I grew up in the United States, which doesn’t pay much attention to International Women’s Day, so when I moved to Europe years ago I just assumed it was – well, I don’t know what I assumed.
Not that I much cared, either. I don’t have much time for holidays that honor any one group based on some inborn characteristic. Too often there’s a sense of guilt or even a patronizing air about them (see American Black History Month).
Still, I did assume it wasn’t about picking the sexiest babes in male-dominated professions. So I was chagrined, and amused, last week when I spotted on the Russian Interior Ministry’s website a “news” item “Kuzbass Chooses Miss Police.”
Here’s an explanation of the contest, from the English-language version of the site:
Two weeks ago, the official website of the Main Administration of Russia’s MVD for Kemerovo Oblast got adorned with 15 photos of beautiful fair sex women, and the beauty contest “Miss Police” was declared open. This contest was organized on the eve of the International Women’s Day of March 8. 15 contestants were the beautiful women serving in the Internal Affairs authorities along with men. Charming investigators, tracers, patrol and guard police officers, juvenile inspectors and even escort guards proved by their participation that a woman may remain a woman in the police as well, and the uniform may serve as a decoration.
We learn that the winner, Captain Anastasiya Lugovaya, heard of her victory while “apprehending a suspect.”
“During hard weekdays, the girl remains a real lady wearing high heeled shoes even during the raids, which does not prevent her from achieving good service performance.”

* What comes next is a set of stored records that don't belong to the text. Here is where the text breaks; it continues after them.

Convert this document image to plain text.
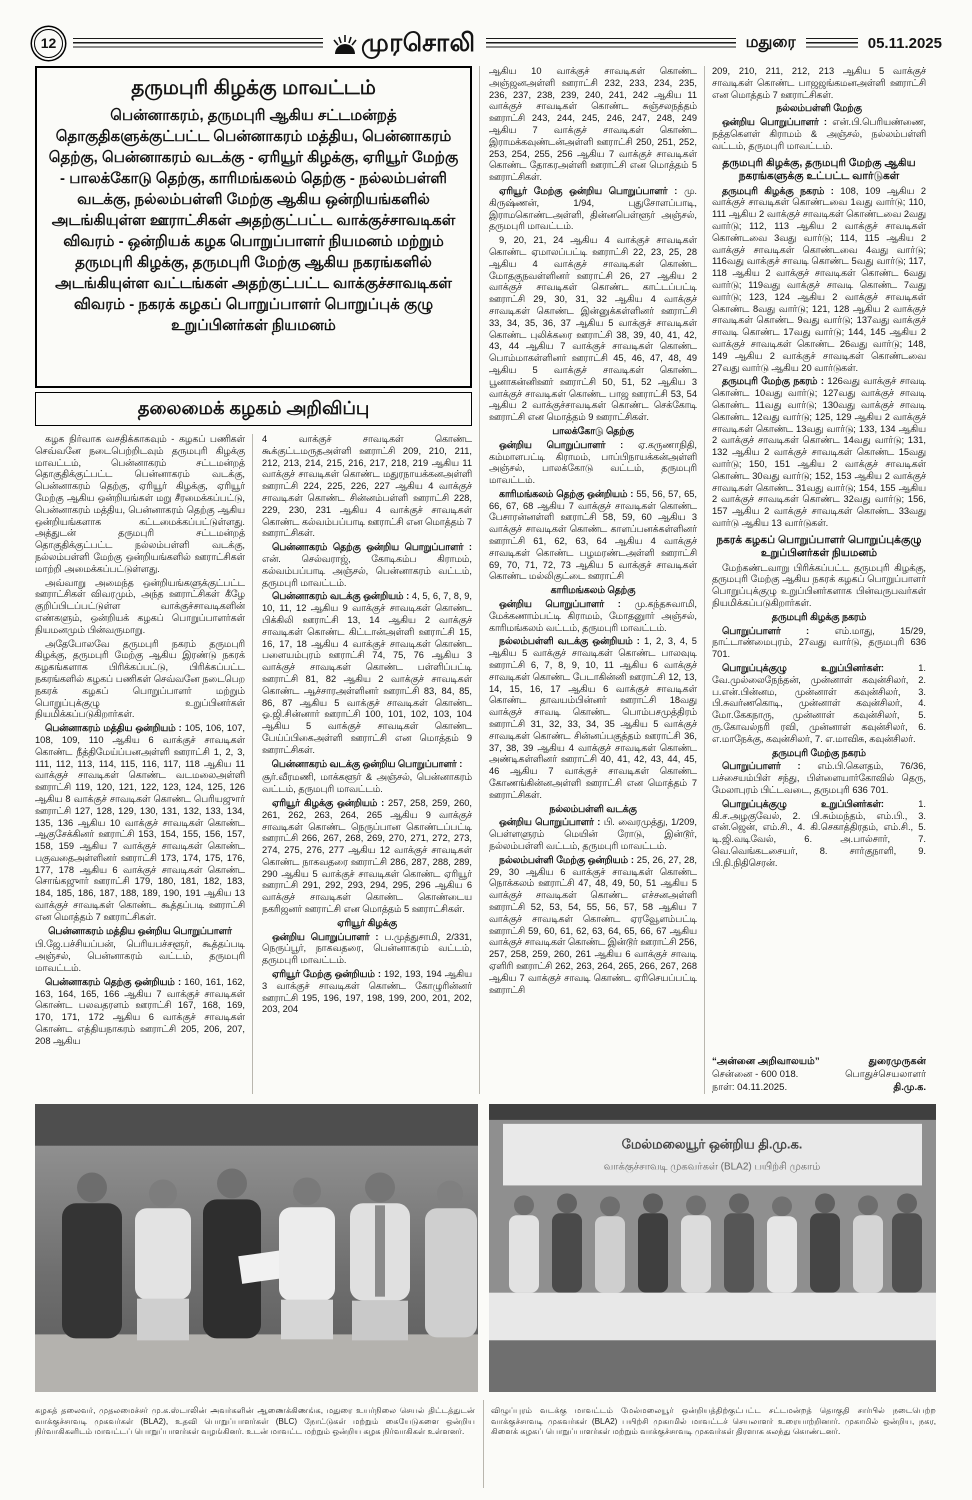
12	முரசொலி	மதுரை	05.11.2025
தருமபுரி கிழக்கு மாவட்டம்

பென்னாகரம், தருமபுரி ஆகிய சட்டமன்றத் தொகுதிகளுக்குட்பட்ட பென்னாகரம் மத்திய, பென்னாகரம் தெற்கு, பென்னாகரம் வடக்கு - ஏரியூர் கிழக்கு, ஏரியூர் மேற்கு - பாலக்கோடு தெற்கு, காரிமங்கலம் தெற்கு - நல்லம்பள்ளி வடக்கு, நல்லம்பள்ளி மேற்கு ஆகிய ஒன்றியங்களில் அடங்கியுள்ள ஊராட்சிகள் அதற்குட்பட்ட வாக்குச்சாவடிகள் விவரம் - ஒன்றியக் கழக பொறுப்பாளர் நியமனம் மற்றும் தருமபுரி கிழக்கு, தருமபுரி மேற்கு ஆகிய நகரங்களில் அடங்கியுள்ள வட்டங்கள் அதற்குட்பட்ட வாக்குச்சாவடிகள் விவரம் - நகரக் கழகப் பொறுப்பாளர் பொறுப்புக் குழு உறுப்பினர்கள் நியமனம்

தலைமைக் கழகம் அறிவிப்பு

கழக நிர்வாக வசதிக்காகவும் - கழகப் பணிகள் செவ்வனே நடைபெற்றிடவும் தருமபுரி கிழக்கு மாவட்டம், பென்னாகரம் சட்டமன்றத் தொகுதிக்குட்பட்ட பென்னாகரம் வடக்கு, பென்னாகரம் தெற்கு, ஏரியூர் கிழக்கு, ஏரியூர் மேற்கு ஆகிய ஒன்றியங்கள் மறு சீரமைக்கப்பட்டு, பென்னாகரம் மத்திய, பென்னாகரம் தெற்கு ஆகிய ஒன்றியங்களாக கட்டமைக்கப்பட்டுள்ளது. அத்துடன் தருமபுரி சட்டமன்றத் தொகுதிக்குட்பட்ட நல்லம்பள்ளி வடக்கு, நல்லம்பள்ளி மேற்கு ஒன்றியங்களில் ஊராட்சிகள் மாற்றி அமைக்கப்பட்டுள்ளது.

அவ்வாறு அமைந்த ஒன்றியங்களுக்குட்பட்ட ஊராட்சிகள் விவரமும், அந்த ஊராட்சிகள் கீழே குறிப்பிடப்பட்டுள்ள வாக்குச்சாவடிகளின் எண்களும், ஒன்றியக் கழகப் பொறுப்பாளர்கள் நியமனமும் பின்வருமாறு.

அதேபோலவே தருமபுரி நகரம் தருமபுரி கிழக்கு, தருமபுரி மேற்கு ஆகிய இரண்டு நகரக் கழகங்களாக பிரிக்கப்பட்டு, பிரிக்கப்பட்ட நகரங்களில் கழகப் பணிகள் செவ்வனே நடைபெற நகரக் கழகப் பொறுப்பாளர் மற்றும் பொறுப்புக்குழு உறுப்பினர்கள் நியமிக்கப்படுகிறார்கள்.

பென்னாகரம் மத்திய ஒன்றியம் : 105, 106, 107, 108, 109, 110 ஆகிய 6 வாக்குச் சாவடிகள் கொண்ட நீத்திமேய்ப்பனஅள்ளி ஊராட்சி 1, 2, 3, 111, 112, 113, 114, 115, 116, 117, 118 ஆகிய 11 வாக்குச் சாவடிகள் கொண்ட வடமலைஅள்ளி ஊராட்சி 119, 120, 121, 122, 123, 124, 125, 126 ஆகிய 8 வாக்குச் சாவடிகள் கொண்ட பெரியஜுார் ஊராட்சி 127, 128, 129, 130, 131, 132, 133, 134, 135, 136 ஆகிய 10 வாக்குச் சாவடிகள் கொண்ட ஆகுசேக்கினர் ஊராட்சி 153, 154, 155, 156, 157, 158, 159 ஆகிய 7 வாக்குச் சாவடிகள் கொண்ட பகுவதைஅள்ளினர் ஊராட்சி 173, 174, 175, 176, 177, 178 ஆகிய 6 வாக்குச் சாவடிகள் கொண்ட சொங்கஜுார் ஊராட்சி 179, 180, 181, 182, 183, 184, 185, 186, 187, 188, 189, 190, 191 ஆகிய 13 வாக்குச் சாவடிகள் கொண்ட கூத்தப்படி ஊராட்சி என மொத்தம் 7 ஊராட்சிகள்.

பென்னாகரம் மத்திய ஒன்றிய பொறுப்பாளர்

பி.ஜே.பச்சியப்பன், பெரியபச்சளூர், கூத்தப்படி அஞ்சல், பென்னாகரம் வட்டம், தருமபுரி மாவட்டம்.

பென்னாகரம் தெற்கு ஒன்றியம் : 160, 161, 162, 163, 164, 165, 166 ஆகிய 7 வாக்குச் சாவடிகள் கொண்ட பலவதரளம் ஊராட்சி 167, 168, 169, 170, 171, 172 ஆகிய 6 வாக்குச் சாவடிகள் கொண்ட எத்தியநாகரம் ஊராட்சி 205, 206, 207, 208 ஆகிய

4 வாக்குச் சாவடிகள் கொண்ட கூக்குட்டமருதஅள்ளி ஊராட்சி 209, 210, 211, 212, 213, 214, 215, 216, 217, 218, 219 ஆகிய 11 வாக்குச் சாவடிகள் கொண்ட மதுரநாயக்கனஅள்ளி ஊராட்சி 224, 225, 226, 227 ஆகிய 4 வாக்குச் சாவடிகள் கொண்ட சின்னம்பள்ளி ஊராட்சி 228, 229, 230, 231 ஆகிய 4 வாக்குச் சாவடிகள் கொண்ட கல்வம்பப்பாடி ஊராட்சி என மொத்தம் 7 ஊராட்சிகள்.

பென்னாகரம் தெற்கு ஒன்றிய பொறுப்பாளர் : என். செல்வராஜ், கோடிகம்ப கிராமம், கல்வம்பப்பாடி அஞ்சல், பென்னாகரம் வட்டம், தருமபுரி மாவட்டம்.

பென்னாகரம் வடக்கு ஒன்றியம் : 4, 5, 6, 7, 8, 9, 10, 11, 12 ஆகிய 9 வாக்குச் சாவடிகள் கொண்ட பிக்கிலி ஊராட்சி 13, 14 ஆகிய 2 வாக்குச் சாவடிகள் கொண்ட கிட்டான்அள்ளி ஊராட்சி 15, 16, 17, 18 ஆகிய 4 வாக்குச் சாவடிகள் கொண்ட பளையம்புரம் ஊராட்சி 74, 75, 76 ஆகிய 3 வாக்குச் சாவடிகள் கொண்ட பள்ளிப்பட்டி ஊராட்சி 81, 82 ஆகிய 2 வாக்குச் சாவடிகள் கொண்ட ஆச்சாரஅள்ளினர் ஊராட்சி 83, 84, 85, 86, 87 ஆகிய 5 வாக்குச் சாவடிகள் கொண்ட ஓ.ஜி.சின்னார் ஊராட்சி 100, 101, 102, 103, 104 ஆகிய 5 வாக்குச் சாவடிகள் கொண்ட பேய்ப்பிகைஅள்ளி ஊராட்சி என மொத்தம் 9 ஊராட்சிகள்.

பென்னாகரம் வடக்கு ஒன்றிய பொறுப்பாளர் :

சூர்.வீரமணி, மாக்களூர் & அஞ்சல், பென்னாகரம் வட்டம், தருமபுரி மாவட்டம்.

ஏரியூர் கிழக்கு ஒன்றியம் : 257, 258, 259, 260, 261, 262, 263, 264, 265 ஆகிய 9 வாக்குச் சாவடிகள் கொண்ட நெருப்பான கொண்டப்பட்டி ஊராட்சி 266, 267, 268, 269, 270, 271, 272, 273, 274, 275, 276, 277 ஆகிய 12 வாக்குச் சாவடிகள் கொண்ட நாகவதரை ஊராட்சி 286, 287, 288, 289, 290 ஆகிய 5 வாக்குச் சாவடிகள் கொண்ட ஏரியூர் ஊராட்சி 291, 292, 293, 294, 295, 296 ஆகிய 6 வாக்குச் சாவடிகள் கொண்ட கொண்டைய நகரிஜனர் ஊராட்சி என மொத்தம் 5 ஊராட்சிகள்.

ஏரியூர் கிழக்கு

ஒன்றிய பொறுப்பாளர் : ப.முத்துசாமி, 2/331, நெருப்பூர், நாகவதரை, பென்னாகரம் வட்டம், தருமபுரி மாவட்டம்.

ஏரியூர் மேற்கு ஒன்றியம் : 192, 193, 194 ஆகிய 3 வாக்குச் சாவடிகள் கொண்ட கோழுரின்னர் ஊராட்சி 195, 196, 197, 198, 199, 200, 201, 202, 203, 204

ஆகிய 10 வாக்குச் சாவடிகள் கொண்ட அஞ்ஜனஅள்ளி ஊராட்சி 232, 233, 234, 235, 236, 237, 238, 239, 240, 241, 242 ஆகிய 11 வாக்குச் சாவடிகள் கொண்ட சுஞ்சலநத்தம் ஊராட்சி 243, 244, 245, 246, 247, 248, 249 ஆகிய 7 வாக்குச் சாவடிகள் கொண்ட இராமக்கவுண்டன்அள்ளி ஊராட்சி 250, 251, 252, 253, 254, 255, 256 ஆகிய 7 வாக்குச் சாவடிகள் கொண்ட தோகரஅள்ளி ஊராட்சி என மொத்தம் 5 ஊராட்சிகள்.

ஏரியூர் மேற்கு ஒன்றிய பொறுப்பாளர் : மு. கிருஷ்ணன், 1/94, புதுசோளப்பாடி, இராமகொண்டஅள்ளி, தின்னபெள்ளூர் அஞ்சல், தருமபுரி மாவட்டம்.

9, 20, 21, 24 ஆகிய 4 வாக்குச் சாவடிகள் கொண்ட ஏமாலப்பட்டி ஊராட்சி 22, 23, 25, 28 ஆகிய 4 வாக்குச் சாவடிகள் கொண்ட மோதகுநவள்ளினர் ஊராட்சி 26, 27 ஆகிய 2 வாக்குச் சாவடிகள் கொண்ட காட்டப்பட்டி ஊராட்சி 29, 30, 31, 32 ஆகிய 4 வாக்குச் சாவடிகள் கொண்ட இன்னுக்கள்ளினர் ஊராட்சி 33, 34, 35, 36, 37 ஆகிய 5 வாக்குச் சாவடிகள் கொண்ட புலிக்கரை ஊராட்சி 38, 39, 40, 41, 42, 43, 44 ஆகிய 7 வாக்குச் சாவடிகள் கொண்ட பொம்மாகள்ளினர் ஊராட்சி 45, 46, 47, 48, 49 ஆகிய 5 வாக்குச் சாவடிகள் கொண்ட பூனாகன்னிஊர் ஊராட்சி 50, 51, 52 ஆகிய 3 வாக்குச் சாவடிகள் கொண்ட பாஜ ஊராட்சி 53, 54 ஆகிய 2 வாக்குச்சாவடிகள் கொண்ட செக்கோடி ஊராட்சி என மொத்தம் 9 ஊராட்சிகள்.

பாலக்கோடு தெற்கு

ஒன்றிய பொறுப்பாளர் : ஏ.கருணாநிதி, கம்மாளபட்டி கிராமம், பாப்பிநாயக்கன்அள்ளி அஞ்சல், பாலக்கோடு வட்டம், தருமபுரி மாவட்டம்.

காரிமங்கலம் தெற்கு ஒன்றியம் : 55, 56, 57, 65, 66, 67, 68 ஆகிய 7 வாக்குச் சாவடிகள் கொண்ட பேசாரன்னள்ளி ஊராட்சி 58, 59, 60 ஆகிய 3 வாக்குச் சாவடிகள் கொண்ட காளப்பனக்கள்ளினர் ஊராட்சி 61, 62, 63, 64 ஆகிய 4 வாக்குச் சாவடிகள் கொண்ட பழமரண்டஅள்ளி ஊராட்சி 69, 70, 71, 72, 73 ஆகிய 5 வாக்குச் சாவடிகள் கொண்ட மல்லிகுட்டை ஊராட்சி

காரிமங்கலம் தெற்கு

ஒன்றிய பொறுப்பாளர் : மு.கந்தசுவாமி, மேக்கணாம்பட்டி கிராமம், மோதனுார் அஞ்சல், காரிமங்கலம் வட்டம், தருமபுரி மாவட்டம்.

நல்லம்பள்ளி வடக்கு ஒன்றியம் : 1, 2, 3, 4, 5 ஆகிய 5 வாக்குச் சாவடிகள் கொண்ட பாலவுடி ஊராட்சி 6, 7, 8, 9, 10, 11 ஆகிய 6 வாக்குச் சாவடிகள் கொண்ட பேடாகின்னி ஊராட்சி 12, 13, 14, 15, 16, 17 ஆகிய 6 வாக்குச் சாவடிகள் கொண்ட தாவயம்பின்னர் ஊராட்சி 18வது வாக்குச் சாவடி கொண்ட பொம்பசமுத்திரம் ஊராட்சி 31, 32, 33, 34, 35 ஆகிய 5 வாக்குச் சாவடிகள் கொண்ட சின்னப்பகுத்தம் ஊராட்சி 36, 37, 38, 39 ஆகிய 4 வாக்குச் சாவடிகள் கொண்ட அண்டிகள்ளினர் ஊராட்சி 40, 41, 42, 43, 44, 45, 46 ஆகிய 7 வாக்குச் சாவடிகள் கொண்ட கோணங்கின்னஅள்ளி ஊராட்சி என மொத்தம் 7 ஊராட்சிகள்.

நல்லம்பள்ளி வடக்கு

ஒன்றிய பொறுப்பாளர் : பி. வைரமுத்து, 1/209, பெள்ளளுரம் மெயின் ரோடு, இன்டூர், நல்லம்பள்ளி வட்டம், தருமபுரி மாவட்டம்.

நல்லம்பள்ளி மேற்கு ஒன்றியம் : 25, 26, 27, 28, 29, 30 ஆகிய 6 வாக்குச் சாவடிகள் கொண்ட நொக்கலம் ஊராட்சி 47, 48, 49, 50, 51 ஆகிய 5 வாக்குச் சாவடிகள் கொண்ட எச்சனஅள்ளி ஊராட்சி 52, 53, 54, 55, 56, 57, 58 ஆகிய 7 வாக்குச் சாவடிகள் கொண்ட ஏரவூேளம்பட்டி ஊராட்சி 59, 60, 61, 62, 63, 64, 65, 66, 67 ஆகிய வாக்குச் சாவடிகள் கொண்ட இன்டூர் ஊராட்சி 256, 257, 258, 259, 260, 261 ஆகிய 6 வாக்குச் சாவடி ஏளிரி ஊராட்சி 262, 263, 264, 265, 266, 267, 268 ஆகிய 7 வாக்குச் சாவடி கொண்ட ஏரிசெயப்பட்டி ஊராட்சி

209, 210, 211, 212, 213 ஆகிய 5 வாக்குச் சாவடிகள் கொண்ட பாஜஜங்கமனஅள்ளி ஊராட்சி என மொத்தம் 7 ஊராட்சிகள்.

நல்லம்பள்ளி மேற்கு

ஒன்றிய பொறுப்பாளர் : என்.பி.பெரியண்ணை, நத்தகௌள் கிராமம் & அஞ்சல், நல்லம்பள்ளி வட்டம், தருமபுரி மாவட்டம்.

தருமபுரி கிழக்கு, தருமபுரி மேற்கு ஆகிய நகரங்களுக்கு உட்பட்ட வார்டுகள்

தருமபுரி கிழக்கு நகரம் : 108, 109 ஆகிய 2 வாக்குச் சாவடிகள் கொண்டவை 1வது வார்டு; 110, 111 ஆகிய 2 வாக்குச் சாவடிகள் கொண்டவை 2வது வார்டு; 112, 113 ஆகிய 2 வாக்குச் சாவடிகள் கொண்டவை 3வது வார்டு; 114, 115 ஆகிய 2 வாக்குச் சாவடிகள் கொண்டவை 4வது வார்டு; 116வது வாக்குச் சாவடி கொண்ட 5வது வார்டு; 117, 118 ஆகிய 2 வாக்குச் சாவடிகள் கொண்ட 6வது வார்டு; 119வது வாக்குச் சாவடி கொண்ட 7வது வார்டு; 123, 124 ஆகிய 2 வாக்குச் சாவடிகள் கொண்ட 8வது வார்டு; 121, 128 ஆகிய 2 வாக்குச் சாவடிகள் கொண்ட 9வது வார்டு; 137வது வாக்குச் சாவடி கொண்ட 17வது வார்டு; 144, 145 ஆகிய 2 வாக்குச் சாவடிகள் கொண்ட 26வது வார்டு; 148, 149 ஆகிய 2 வாக்குச் சாவடிகள் கொண்டவை 27வது வார்டு ஆகிய 20 வார்டுகள்.

தருமபுரி மேற்கு நகரம் : 126வது வாக்குச் சாவடி கொண்ட 10வது வார்டு; 127வது வாக்குச் சாவடி கொண்ட 11வது வார்டு; 130வது வாக்குச் சாவடி கொண்ட 12வது வார்டு; 125, 129 ஆகிய 2 வாக்குச் சாவடிகள் கொண்ட 13வது வார்டு; 133, 134 ஆகிய 2 வாக்குச் சாவடிகள் கொண்ட 14வது வார்டு; 131, 132 ஆகிய 2 வாக்குச் சாவடிகள் கொண்ட 15வது வார்டு; 150, 151 ஆகிய 2 வாக்குச் சாவடிகள் கொண்ட 30வது வார்டு; 152, 153 ஆகிய 2 வாக்குச் சாவடிகள் கொண்ட 31வது வார்டு; 154, 155 ஆகிய 2 வாக்குச் சாவடிகள் கொண்ட 32வது வார்டு; 156, 157 ஆகிய 2 வாக்குச் சாவடிகள் கொண்ட 33வது வார்டு ஆகிய 13 வார்டுகள்.

நகரக் கழகப் பொறுப்பாளர் பொறுப்புக்குழு உறுப்பினர்கள் நியமனம்

மேற்கண்டவாறு பிரிக்கப்பட்ட தருமபுரி கிழக்கு, தருமபுரி மேற்கு ஆகிய நகரக் கழகப் பொறுப்பாளர் பொறுப்புக்குழு உறுப்பினர்களாக பின்வருபவர்கள் நியமிக்கப்படுகிறார்கள்.

தருமபுரி கிழக்கு நகரம்

பொறுப்பாளர் : எம்.மாது, 15/29, நாட்டாண்மைபுரம், 27வது வார்டு, தருமபுரி 636 701.

பொறுப்புக்குழு உறுப்பினர்கள்: 1. வே.முல்லைநேந்தன், முன்னாள் கவுன்சிலர், 2. ப.என்.பின்னம, முன்னாள் கவுன்சிலர், 3. பி.சுவர்ணகொடி, முன்னாள் கவுன்சிலர், 4. மோ.கேகநாரு, முன்னாள் கவுன்சிலர், 5. ரு.கோவல்நரி ரவி, முன்னாள் கவுன்சிலர், 6. எ.மாநேக்கு, கவுன்சிலர், 7. எ.மாவிசு, கவுன்சிலர்.

தருமபுரி மேற்கு நகரம்

பொறுப்பாளர் : எம்.பி.கெளதம், 76/36, பச்சையம்பிள் சந்து, பிள்ளையார்கோவில் தெரு, மேலாபுரம் பிட்டவடை, தருமபுரி 636 701.

பொறுப்புக்குழு உறுப்பினர்கள்: 1. கி.ச.அழகுவேல், 2. பி.சும்மந்தம், எம்.பி., 3. என்.ஜென், எம்.சி., 4. கி.செகாத்திரதம், எம்.சி., 5. டி.ஜி.வடிவேல், 6. அ.பால்சார், 7. வெ.வெங்கடசையர், 8. சார்குநாளி, 9. பி.நி.நிதிசெரன்.

“அன்னை அறிவாலயம்”	துரைமுருகன்
சென்னை - 600 018.	பொதுச்செயலாளர்
நாள்: 04.11.2025.	தி.மு.க.
மேல்மலையூர் ஒன்றிய தி.மு.க.
வாக்குச்சாவடி முகவர்கள் (BLA2) பயிற்சி முகாம்

கழகத் தலைவர், முதலமைச்சர் மு.க.ஸ்டாலின் அவர்களின் ஆணைக்கிணங்க, மதுரை உயர்நிலை செயல் திட்டத்துடன் வாக்குச்சாவடி முகவர்கள் (BLA2), உதவி பொறுப்பாளர்கள் (BLC) நோட்டுகள் மற்றும் கையேடுகளை ஒன்றிய நிர்வாகிகளிடம் மாவட்டப் பொறுப்பாளர்கள் வழங்கினர். உடன் மாவட்ட மற்றும் ஒன்றிய கழக நிர்வாகிகள் உள்ளனர்.

விழுப்புரம் வடக்கு மாவட்டம் மேல்மலையூர் ஒன்றியத்திற்குட்பட்ட சட்டமன்றத் தொகுதி சார்பில் நடைபெற்ற வாக்குச்சாவடி முகவர்கள் (BLA2) பயிற்சி முகாமில் மாவட்டச் செயலாளர் உரையாற்றினார். முகாமில் ஒன்றிய, நகர, கிளைக் கழகப் பொறுப்பாளர்கள் மற்றும் வாக்குச்சாவடி முகவர்கள் திரளாக கலந்து கொண்டனர்.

I’m not happy about this, but I’m laughing too hard to be outraged. Ms. magazine used to have a section for items that were too ridiculous or appalling to require comment. It was, appropriately, called No Comment, which is where I think this fits.
Natalia Antonova, a columnist for RIA Novosti, writes, “[I]n celebrating women on March 8, we in Russia tend to go for aesthetic extremes: either we celebrate the commercial notion of femininity, that which comes packaged with a push-up bra and an expensive gym membership, or we tend to look towards some bland Soviet ideal.”
Somehow this beauty contest, with its “good worker” kind of language, managed to do both at once.